Grey Hoof beamed down upon them from the place of honor; as if he bore the two living Ponies naught but the best of intentions. Glittershell felt his charisma tugging at her mind again, and had she not met him before, she might have been deceived by it.

Glittershell trembled at the sight, and the sensation as his power touched her mind, for she had gazed into the abyss of the Curse from the nearby hill, and she knew the horror that that jovial face concealed. She did not understand it, but she knew it, which was enough.

By Grey Hoof's side sat two mares, both of whom Glittershell had met before at close quarters. On his right was a a gray mare with a red mane; her robe was black, as if she were in mourning, but embroidered in white thread to show its quality. She looked at Glittershell, and her dark-red eyes were kind but sad. This was Mitta Gift, Ruby's mother.

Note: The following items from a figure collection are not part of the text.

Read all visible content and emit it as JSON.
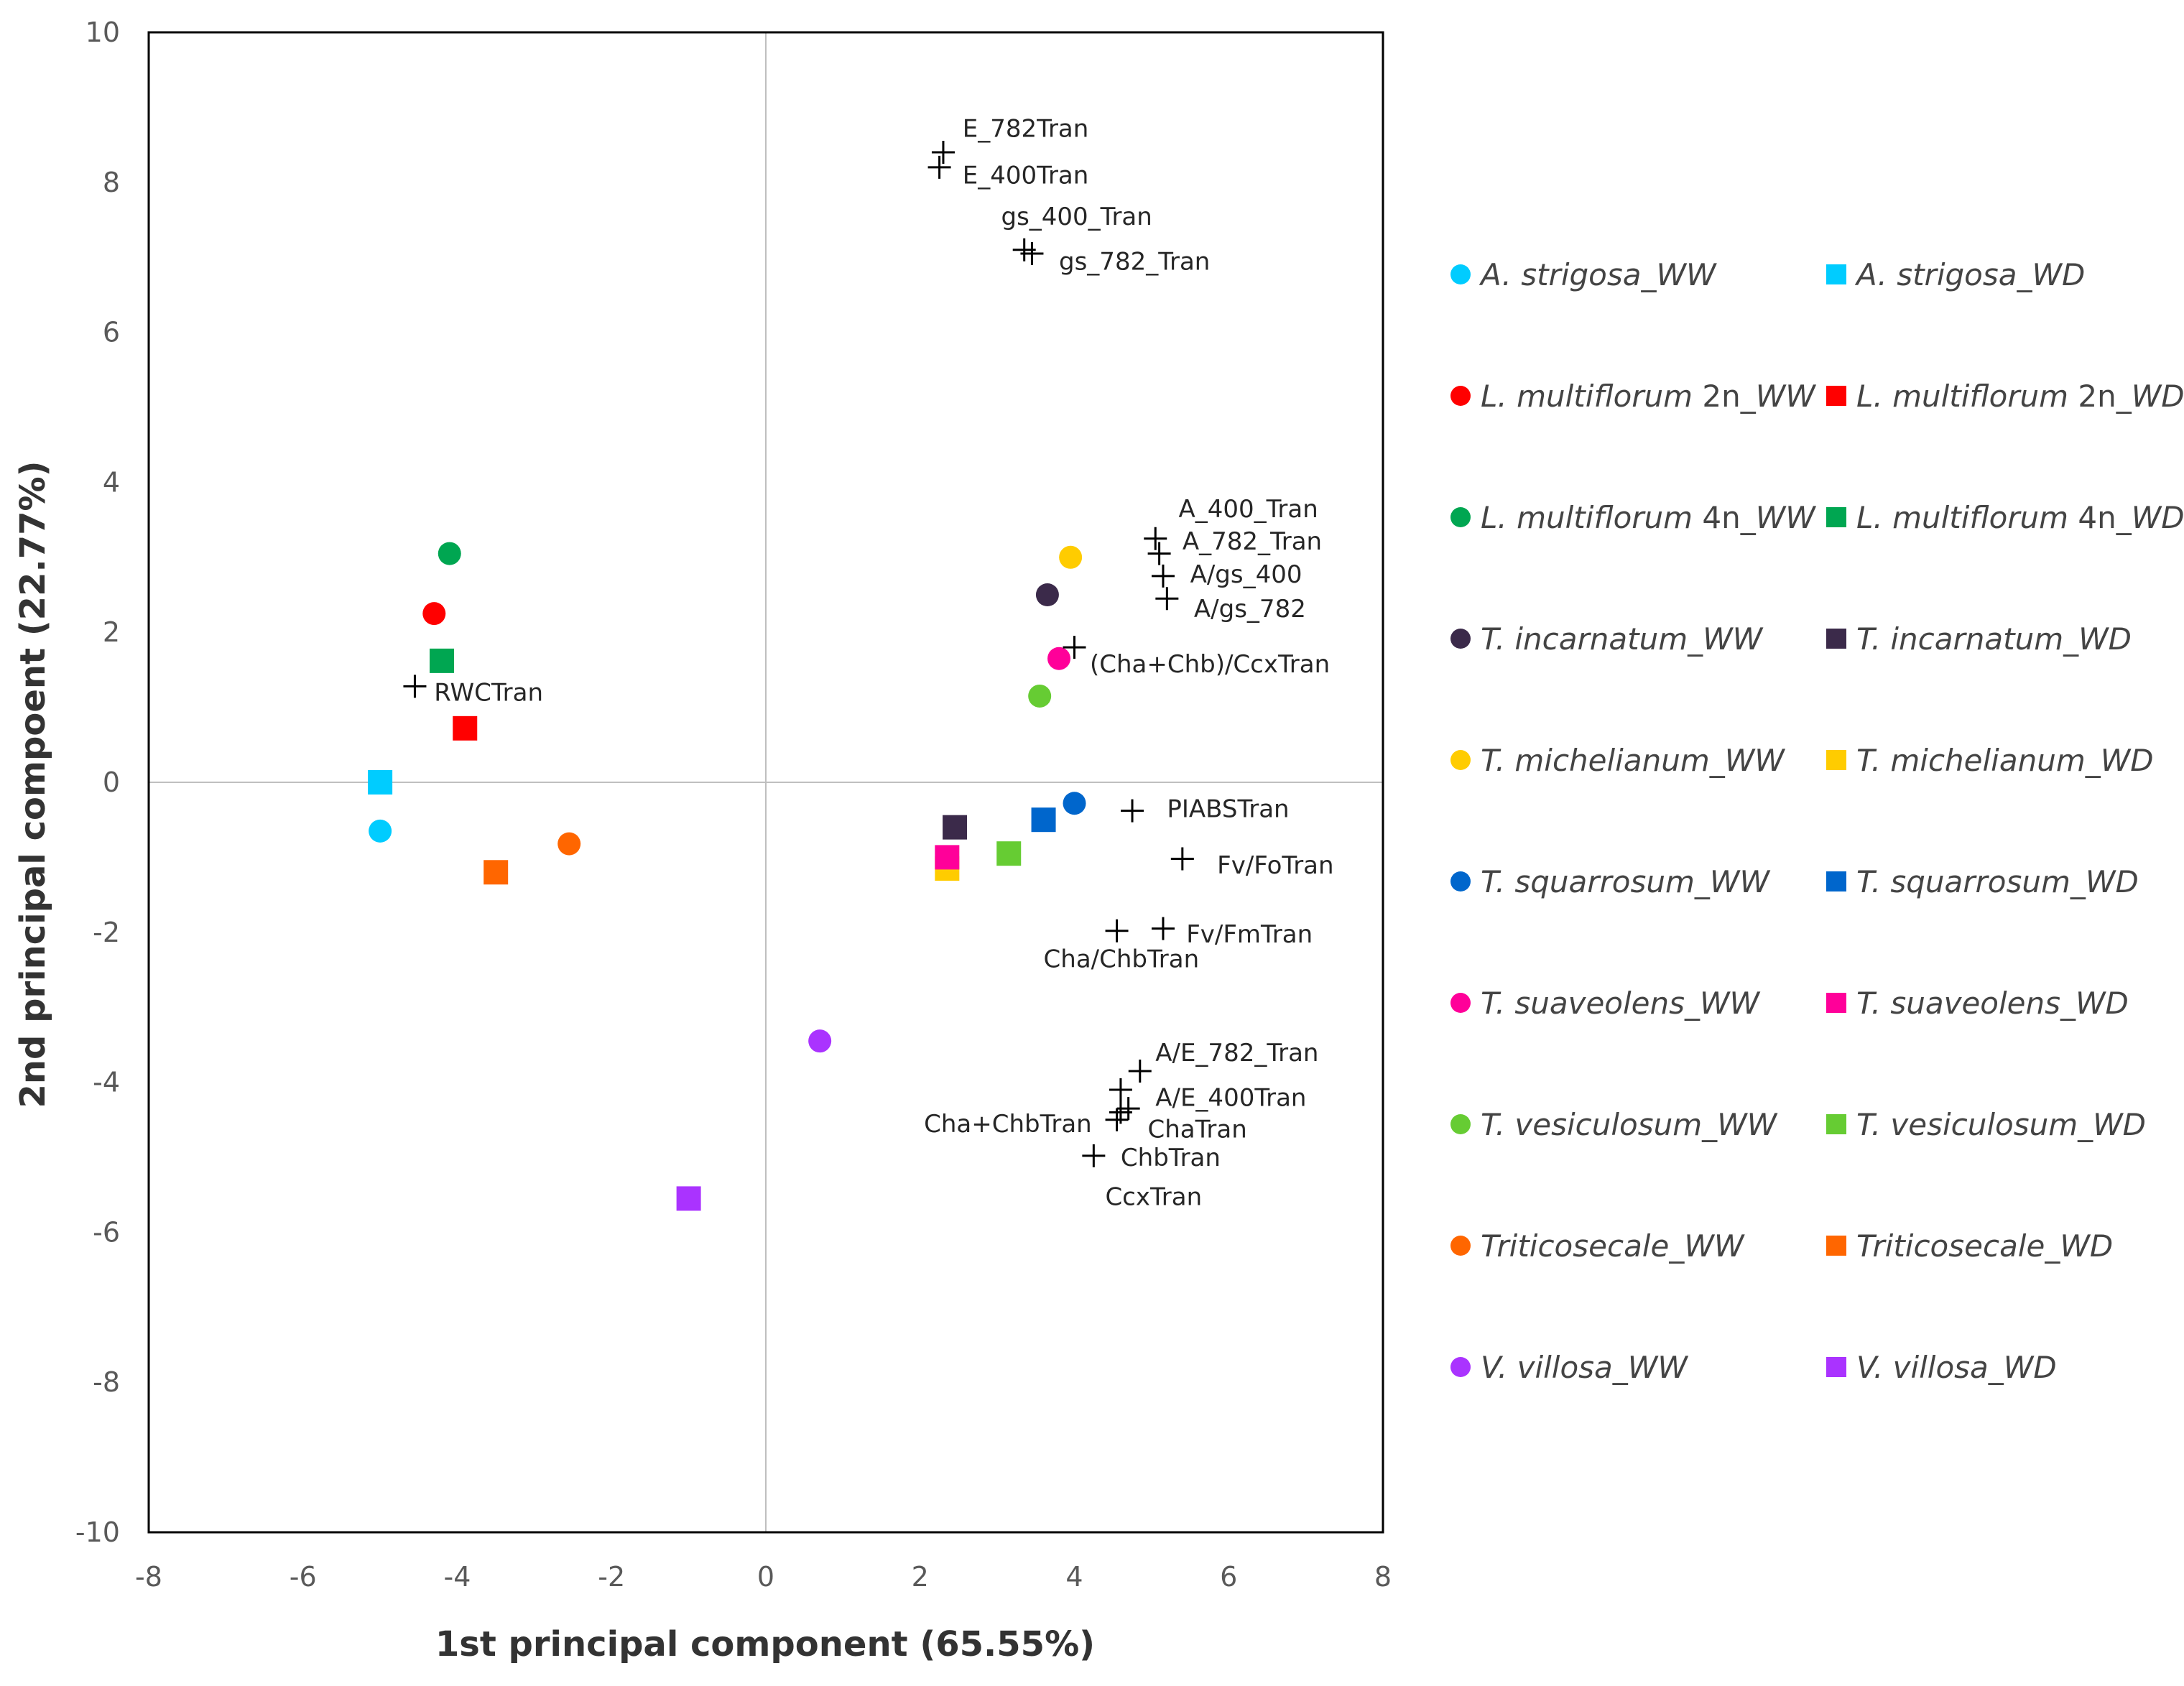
{
  "chart_data": {
    "type": "scatter",
    "title": "",
    "xlabel": "1st principal component (65.55%)",
    "ylabel": "2nd principal compoent (22.77%)",
    "xlim": [
      -8,
      8
    ],
    "ylim": [
      -10,
      10
    ],
    "xticks": [
      -8,
      -6,
      -4,
      -2,
      0,
      2,
      4,
      6,
      8
    ],
    "yticks": [
      10,
      8,
      6,
      4,
      2,
      0,
      -2,
      -4,
      -6,
      -8,
      -10
    ],
    "grid": false,
    "legend_position": "right",
    "series": [
      {
        "name": "A. strigosa_WW",
        "marker": "circle",
        "color": "#00ccff",
        "x": -5.0,
        "y": -0.65
      },
      {
        "name": "A. strigosa_WD",
        "marker": "square",
        "color": "#00ccff",
        "x": -5.0,
        "y": 0.0
      },
      {
        "name": "L. multiflorum 2n_WW",
        "marker": "circle",
        "color": "#ff0000",
        "x": -4.3,
        "y": 2.25
      },
      {
        "name": "L. multiflorum 2n_WD",
        "marker": "square",
        "color": "#ff0000",
        "x": -3.9,
        "y": 0.72
      },
      {
        "name": "L. multiflorum 4n_WW",
        "marker": "circle",
        "color": "#00a651",
        "x": -4.1,
        "y": 3.05
      },
      {
        "name": "L. multiflorum 4n_WD",
        "marker": "square",
        "color": "#00a651",
        "x": -4.2,
        "y": 1.62
      },
      {
        "name": "T. incarnatum_WW",
        "marker": "circle",
        "color": "#3b2a4a",
        "x": 3.65,
        "y": 2.5
      },
      {
        "name": "T. incarnatum_WD",
        "marker": "square",
        "color": "#3b2a4a",
        "x": 2.45,
        "y": -0.6
      },
      {
        "name": "T. michelianum_WW",
        "marker": "circle",
        "color": "#ffcc00",
        "x": 3.95,
        "y": 3.0
      },
      {
        "name": "T. michelianum_WD",
        "marker": "square",
        "color": "#ffcc00",
        "x": 2.35,
        "y": -1.15
      },
      {
        "name": "T. squarrosum_WW",
        "marker": "circle",
        "color": "#0066cc",
        "x": 4.0,
        "y": -0.28
      },
      {
        "name": "T. squarrosum_WD",
        "marker": "square",
        "color": "#0066cc",
        "x": 3.6,
        "y": -0.5
      },
      {
        "name": "T. suaveolens_WW",
        "marker": "circle",
        "color": "#ff0099",
        "x": 3.8,
        "y": 1.65
      },
      {
        "name": "T. suaveolens_WD",
        "marker": "square",
        "color": "#ff0099",
        "x": 2.35,
        "y": -1.0
      },
      {
        "name": "T. vesiculosum_WW",
        "marker": "circle",
        "color": "#66cc33",
        "x": 3.55,
        "y": 1.15
      },
      {
        "name": "T. vesiculosum_WD",
        "marker": "square",
        "color": "#66cc33",
        "x": 3.15,
        "y": -0.95
      },
      {
        "name": "Triticosecale_WW",
        "marker": "circle",
        "color": "#ff6600",
        "x": -2.55,
        "y": -0.82
      },
      {
        "name": "Triticosecale_WD",
        "marker": "square",
        "color": "#ff6600",
        "x": -3.5,
        "y": -1.2
      },
      {
        "name": "V. villosa_WW",
        "marker": "circle",
        "color": "#aa33ff",
        "x": 0.7,
        "y": -3.45
      },
      {
        "name": "V. villosa_WD",
        "marker": "square",
        "color": "#aa33ff",
        "x": -1.0,
        "y": -5.55
      }
    ],
    "loadings": [
      {
        "label": "E_782Tran",
        "x": 2.3,
        "y": 8.4,
        "lx": 2.55,
        "ly": 8.72
      },
      {
        "label": "E_400Tran",
        "x": 2.25,
        "y": 8.2,
        "lx": 2.55,
        "ly": 8.1
      },
      {
        "label": "gs_400_Tran",
        "x": 3.35,
        "y": 7.1,
        "lx": 3.05,
        "ly": 7.55
      },
      {
        "label": "gs_782_Tran",
        "x": 3.45,
        "y": 7.05,
        "lx": 3.8,
        "ly": 6.95
      },
      {
        "label": "A_400_Tran",
        "x": 5.05,
        "y": 3.25,
        "lx": 5.35,
        "ly": 3.65
      },
      {
        "label": "A_782_Tran",
        "x": 5.1,
        "y": 3.05,
        "lx": 5.4,
        "ly": 3.22
      },
      {
        "label": "A/gs_400",
        "x": 5.15,
        "y": 2.75,
        "lx": 5.5,
        "ly": 2.78
      },
      {
        "label": "A/gs_782",
        "x": 5.2,
        "y": 2.45,
        "lx": 5.55,
        "ly": 2.32
      },
      {
        "label": "(Cha+Chb)/CcxTran",
        "x": 4.0,
        "y": 1.8,
        "lx": 4.2,
        "ly": 1.58
      },
      {
        "label": "RWCTran",
        "x": -4.55,
        "y": 1.28,
        "lx": -4.3,
        "ly": 1.2
      },
      {
        "label": "PIABSTran",
        "x": 4.75,
        "y": -0.38,
        "lx": 5.2,
        "ly": -0.35
      },
      {
        "label": "Fv/FoTran",
        "x": 5.4,
        "y": -1.02,
        "lx": 5.85,
        "ly": -1.1
      },
      {
        "label": "Fv/FmTran",
        "x": 5.15,
        "y": -1.95,
        "lx": 5.45,
        "ly": -2.02
      },
      {
        "label": "Cha/ChbTran",
        "x": 4.55,
        "y": -1.98,
        "lx": 3.6,
        "ly": -2.35
      },
      {
        "label": "A/E_782_Tran",
        "x": 4.85,
        "y": -3.85,
        "lx": 5.05,
        "ly": -3.6
      },
      {
        "label": "A/E_400Tran",
        "x": 4.6,
        "y": -4.1,
        "lx": 5.05,
        "ly": -4.2
      },
      {
        "label": "ChaTran",
        "x": 4.7,
        "y": -4.35,
        "lx": 4.95,
        "ly": -4.62
      },
      {
        "label": "Cha+ChbTran",
        "x": 4.55,
        "y": -4.5,
        "lx": 2.05,
        "ly": -4.55
      },
      {
        "label": "ChbTran",
        "x": 4.6,
        "y": -4.4,
        "lx": 4.6,
        "ly": -5.0
      },
      {
        "label": "CcxTran",
        "x": 4.25,
        "y": -4.98,
        "lx": 4.4,
        "ly": -5.52
      }
    ]
  }
}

The other was a light-green mare with a curly dark-green mane; that mane was woven through with ribbons the same shade of blue as her eyes. Those eyes were intelligent, but grave as they looked down upon the captives. Glittershell had seen her in her nightmarish Death Aspect, and today much as she appeared now. She was Three Leaf, and above all else she was a healer.

A moment later, another Pony -- a young mare, with Mitta's gray coat and a two-tone orange-and-yellow mane -- got to her hooves between Grey Hoof and Mitta Gift, her face a picture of dismay. She could not rise very far, for she was bound with red-glowing metal chains.

"No ...!" gasped Ruby Gift, gazing at Snips and Glittershell. "I had hoped it untrue ... I am sorry. I have failed."

Grey Hoof surged up, rearing and planting his forehooves upon the table.

"Well met!" his mellifluous voice boomed forth, echoing in the village square. "Well met and well come to the half a millionth, thirty-six thousandth and something holding of the Hundred and Twenty-Fifth Equestriad, as celebrated by Sunney Towne! As always --" was there more than a hint of sarcasm in that jolly voice? -- "this will be a wonderful festival, here in merrie olde Sunney Towne!"